Para os autores, essas manifestações de violência anuncia o triunfo do capitalismo liberal e do individualismo. À competição social que comumente traduz o ato de consumo (Veblen, Baudrilllard, Bourdieu) se acrescenta nesse caso uma rivalidade física para acessar os bens.

Do lado das motivações, a participação nessa data joga um papel de recuperação econômica: trata-se de adquirir bens eletrodomésticos ou vestimentas habitualmente caros demais.

É, inclusive, interessante observar que os clientes descrevem suas experiências com a Black Friday em termos afeituosos, a tal ponto que necessidade da mercadoria se apresenta como uma forma de reparação de uma falta. Os objetos, se dificlmente acessíveis, levando em conta os movimentos da multidão, tomam seu lugar numa forma de revanche

já iluminada pelo sociólogo Olivier Scwartz em sua investigação dos grupos operários do norte da França – o consumo-revanche que relata as frustrações acumuladas. “Le Monde privé cês ouvriers” (O mundo privado dos operários, sem tradução ao português).
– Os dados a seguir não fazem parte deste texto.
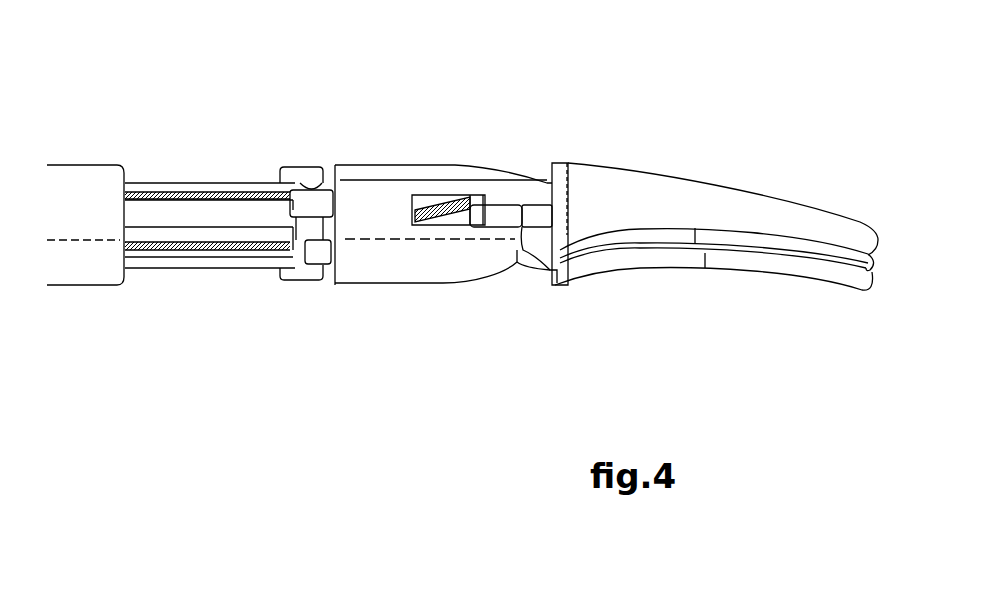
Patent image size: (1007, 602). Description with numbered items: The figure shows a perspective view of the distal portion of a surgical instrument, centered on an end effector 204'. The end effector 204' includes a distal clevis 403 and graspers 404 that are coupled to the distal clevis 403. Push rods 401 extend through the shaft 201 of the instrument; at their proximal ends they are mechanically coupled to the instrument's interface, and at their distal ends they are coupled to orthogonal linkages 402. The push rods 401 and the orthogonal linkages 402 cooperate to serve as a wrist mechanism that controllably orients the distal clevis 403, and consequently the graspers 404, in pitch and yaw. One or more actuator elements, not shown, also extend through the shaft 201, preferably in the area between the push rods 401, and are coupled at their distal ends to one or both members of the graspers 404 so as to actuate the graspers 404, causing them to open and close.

The shaft 201 is at (100, 283).
The push rods 401 is at (198, 221).
The orthogonal linkages 402 is at (304, 153).
The distal clevis 403 is at (445, 283).
The end effector 204' is at (617, 168).
The graspers 404 is at (815, 281).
Consumir é também tomar cuidado com seu pertencimento social e com a construção de sua identidade: “É uma oportunidade de se atualizar, segundo um cliente de 22 anos (…), mudar de look, comprar coisas novas se não você tem a tendência de não existir mais, porque você terá sempre a mesma aparência.”

Segundo algumas pessoas interrogadas, a tensão e as violências viriam da crença de passar o dia passando e perder a oportunidade de bons negócios.
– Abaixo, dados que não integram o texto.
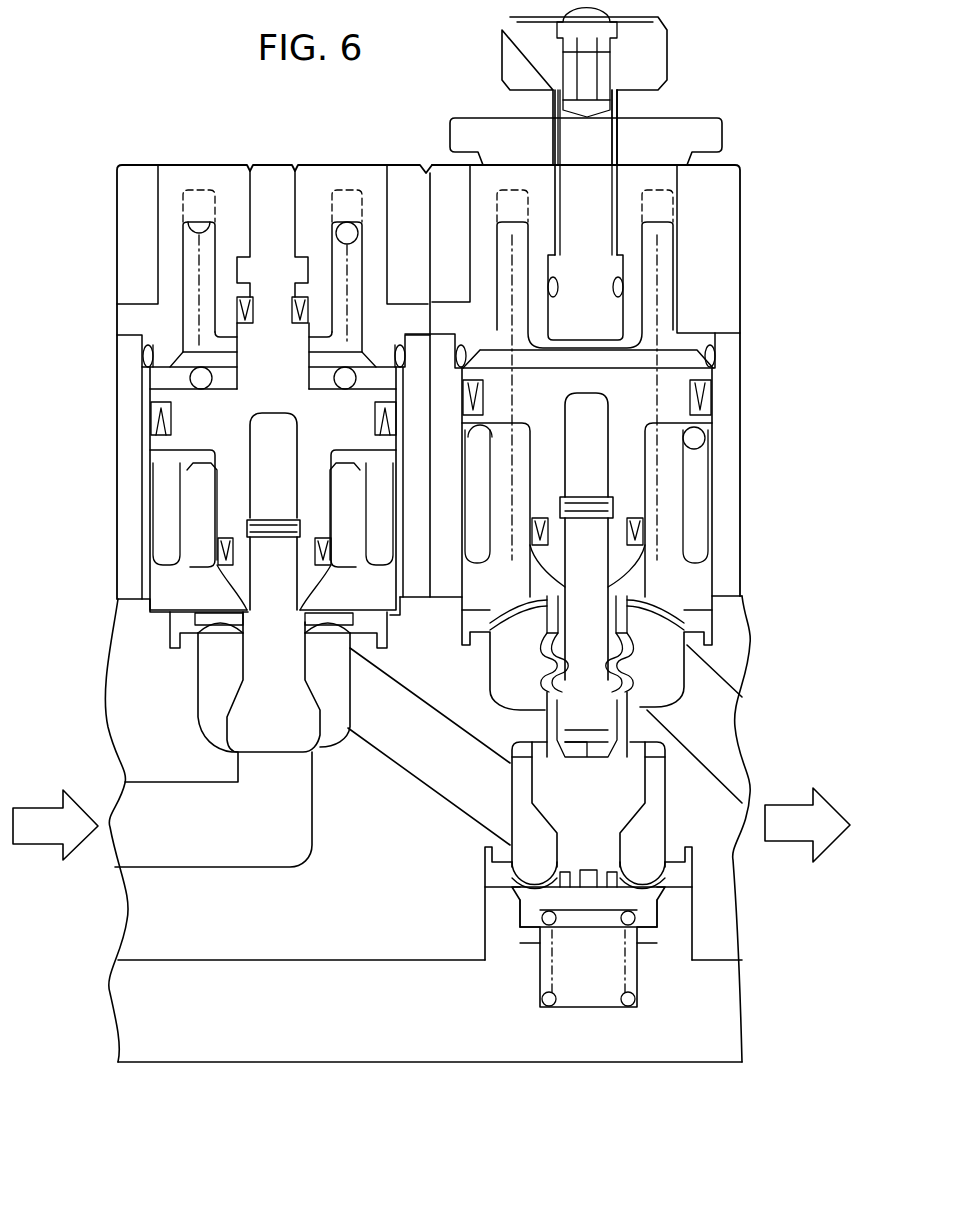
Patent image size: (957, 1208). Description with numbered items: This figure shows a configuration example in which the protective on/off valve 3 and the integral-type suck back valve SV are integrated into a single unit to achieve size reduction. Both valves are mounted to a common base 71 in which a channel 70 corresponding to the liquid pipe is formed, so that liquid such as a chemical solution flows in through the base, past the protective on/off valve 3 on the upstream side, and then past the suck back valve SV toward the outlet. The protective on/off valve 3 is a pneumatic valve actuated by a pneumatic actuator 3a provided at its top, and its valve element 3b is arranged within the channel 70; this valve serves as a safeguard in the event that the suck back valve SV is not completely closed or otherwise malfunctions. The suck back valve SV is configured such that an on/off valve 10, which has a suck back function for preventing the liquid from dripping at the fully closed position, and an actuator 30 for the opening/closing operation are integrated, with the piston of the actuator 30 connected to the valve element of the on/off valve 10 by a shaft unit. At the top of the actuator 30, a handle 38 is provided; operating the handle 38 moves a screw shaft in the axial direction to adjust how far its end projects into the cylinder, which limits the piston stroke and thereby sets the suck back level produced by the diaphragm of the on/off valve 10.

The protective on/off valve 3 is at (118, 163).
The pneumatic actuator 3a is at (117, 322).
The valve element 3b is at (250, 726).
The handle 38 is at (655, 52).
The suck back valve SV is at (741, 228).
The actuator 30 is at (741, 325).
The on/off valve 10 is at (748, 647).
The channel 70 is at (716, 737).
The common base 71 is at (718, 937).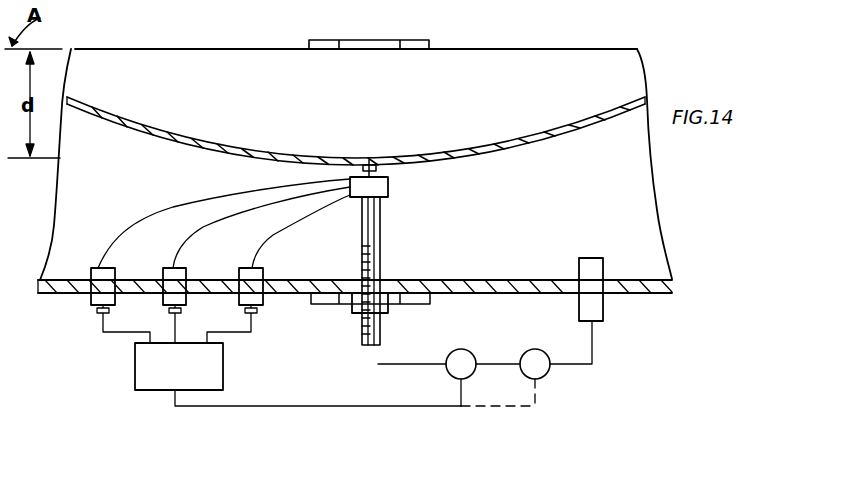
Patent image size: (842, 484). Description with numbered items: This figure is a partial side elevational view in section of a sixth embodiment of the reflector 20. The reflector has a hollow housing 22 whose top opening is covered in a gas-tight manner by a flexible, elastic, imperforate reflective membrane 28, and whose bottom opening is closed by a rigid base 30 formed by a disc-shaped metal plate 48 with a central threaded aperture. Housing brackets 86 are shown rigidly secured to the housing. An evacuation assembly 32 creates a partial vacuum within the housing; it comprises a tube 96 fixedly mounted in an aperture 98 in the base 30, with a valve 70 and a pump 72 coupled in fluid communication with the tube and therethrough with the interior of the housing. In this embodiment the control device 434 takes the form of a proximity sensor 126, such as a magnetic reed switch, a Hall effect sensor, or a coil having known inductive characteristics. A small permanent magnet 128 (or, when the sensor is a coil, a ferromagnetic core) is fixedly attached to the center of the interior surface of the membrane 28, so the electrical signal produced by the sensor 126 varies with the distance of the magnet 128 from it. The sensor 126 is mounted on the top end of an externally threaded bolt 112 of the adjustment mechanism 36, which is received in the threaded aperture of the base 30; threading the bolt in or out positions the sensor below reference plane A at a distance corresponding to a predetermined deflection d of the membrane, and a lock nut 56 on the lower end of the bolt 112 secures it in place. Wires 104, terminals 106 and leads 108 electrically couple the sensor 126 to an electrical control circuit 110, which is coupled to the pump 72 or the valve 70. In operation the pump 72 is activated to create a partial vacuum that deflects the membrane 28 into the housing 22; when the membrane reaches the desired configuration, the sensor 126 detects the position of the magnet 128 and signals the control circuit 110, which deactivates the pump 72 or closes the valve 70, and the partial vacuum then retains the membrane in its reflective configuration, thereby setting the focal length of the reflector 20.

The reflector 20 is at (648, 68).
The hollow housing 22 is at (630, 186).
The reflective membrane 28 is at (434, 147).
The base 30 is at (653, 295).
The evacuation assembly 32 is at (503, 386).
The adjustment mechanism 36 is at (381, 263).
The metal plate 48 is at (55, 296).
The lock nut 56 is at (357, 305).
The valve 70 is at (557, 332).
The pump 72 is at (485, 332).
The housing bracket 86 is at (391, 12).
The tube 96 is at (597, 290).
The aperture 98 is at (585, 280).
The wires 104 is at (200, 231).
The terminals 106 is at (167, 277).
The leads 108 is at (100, 324).
The electrical control circuit 110 is at (148, 366).
The bolt 112 is at (362, 226).
The proximity sensor 126 is at (390, 191).
The permanent magnet 128 is at (378, 166).
The control device 434 is at (383, 199).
Enfim, se trata também para muitos indivíduos de viver uma experiência inédita, de consumir um espetáculo excitante e mediatizado -estar lá – ao mesmo tempo em que se realizam as compras. As filmagens dessas grosserias no interior de lojas especializadas já foram vistas mais de 5 milhões de vezes no YouTube.

Àqueles que se recusam em participar dessas corridas da mercadoria, sites como a Amazon organizam igualmente a Black Friday. Para os outros consumidores que ignoram a existência desse assustador espetáculo comercial, os comentários suscitados e as imagens difundidas contribuem para fazer ser conhecido esse evento fora dos países anglo saxões. Os distribuidores francês trabalham, ademais, para o popularizar…
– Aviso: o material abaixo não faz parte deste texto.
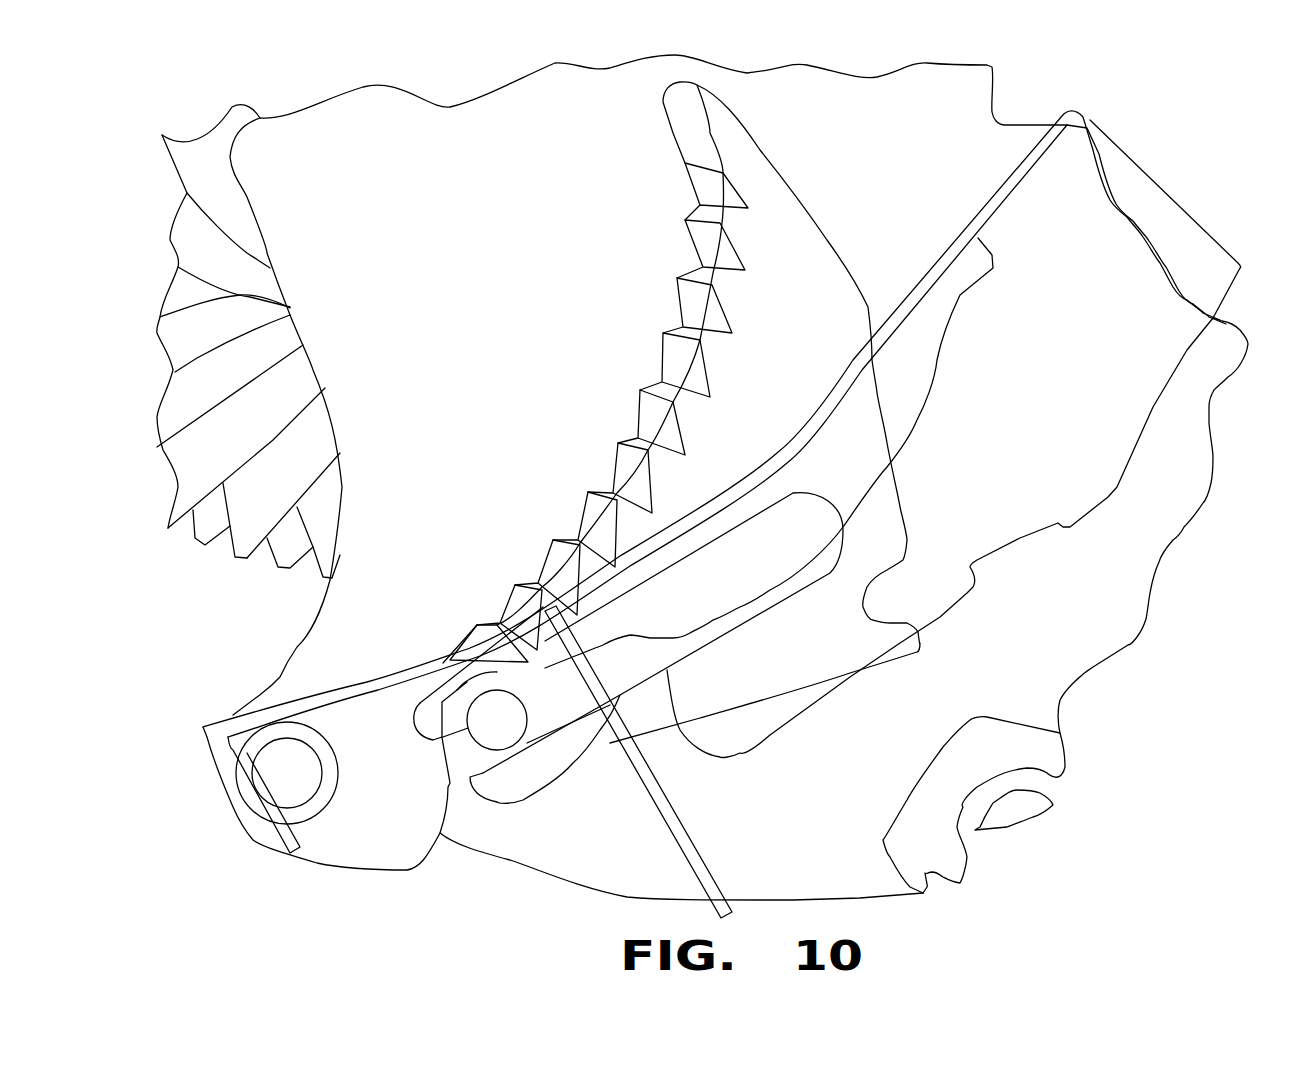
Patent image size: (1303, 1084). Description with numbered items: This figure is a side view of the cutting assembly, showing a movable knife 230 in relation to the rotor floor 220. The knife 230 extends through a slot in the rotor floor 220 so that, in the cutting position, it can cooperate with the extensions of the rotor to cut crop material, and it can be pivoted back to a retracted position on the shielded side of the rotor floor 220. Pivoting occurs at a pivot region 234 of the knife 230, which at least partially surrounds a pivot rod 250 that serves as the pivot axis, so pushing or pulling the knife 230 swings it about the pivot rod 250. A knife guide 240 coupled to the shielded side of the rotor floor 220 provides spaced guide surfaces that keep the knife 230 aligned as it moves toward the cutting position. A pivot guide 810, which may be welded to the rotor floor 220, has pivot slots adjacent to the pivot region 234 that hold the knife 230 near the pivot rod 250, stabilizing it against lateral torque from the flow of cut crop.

Artigo originalmente publicado no jornal Le Monde. Tradução de Pedro Micussi para a Revista Movimento


Nota do Tradutor

No Brasil, notará o autor, que tal prática vem se difundindo rapidamente nos últimos anos. Fruto de uma importação acrítica de uma cultura estadunidense, a Black Friday tupiniquim parece guardar muitas semelhanças com os casos relatados neste artigo. Os vídeos exibidos, inclusive, podem a muitos soar familiar àqueles habituados com o contexto no qual a Black Friday é celebrada no país.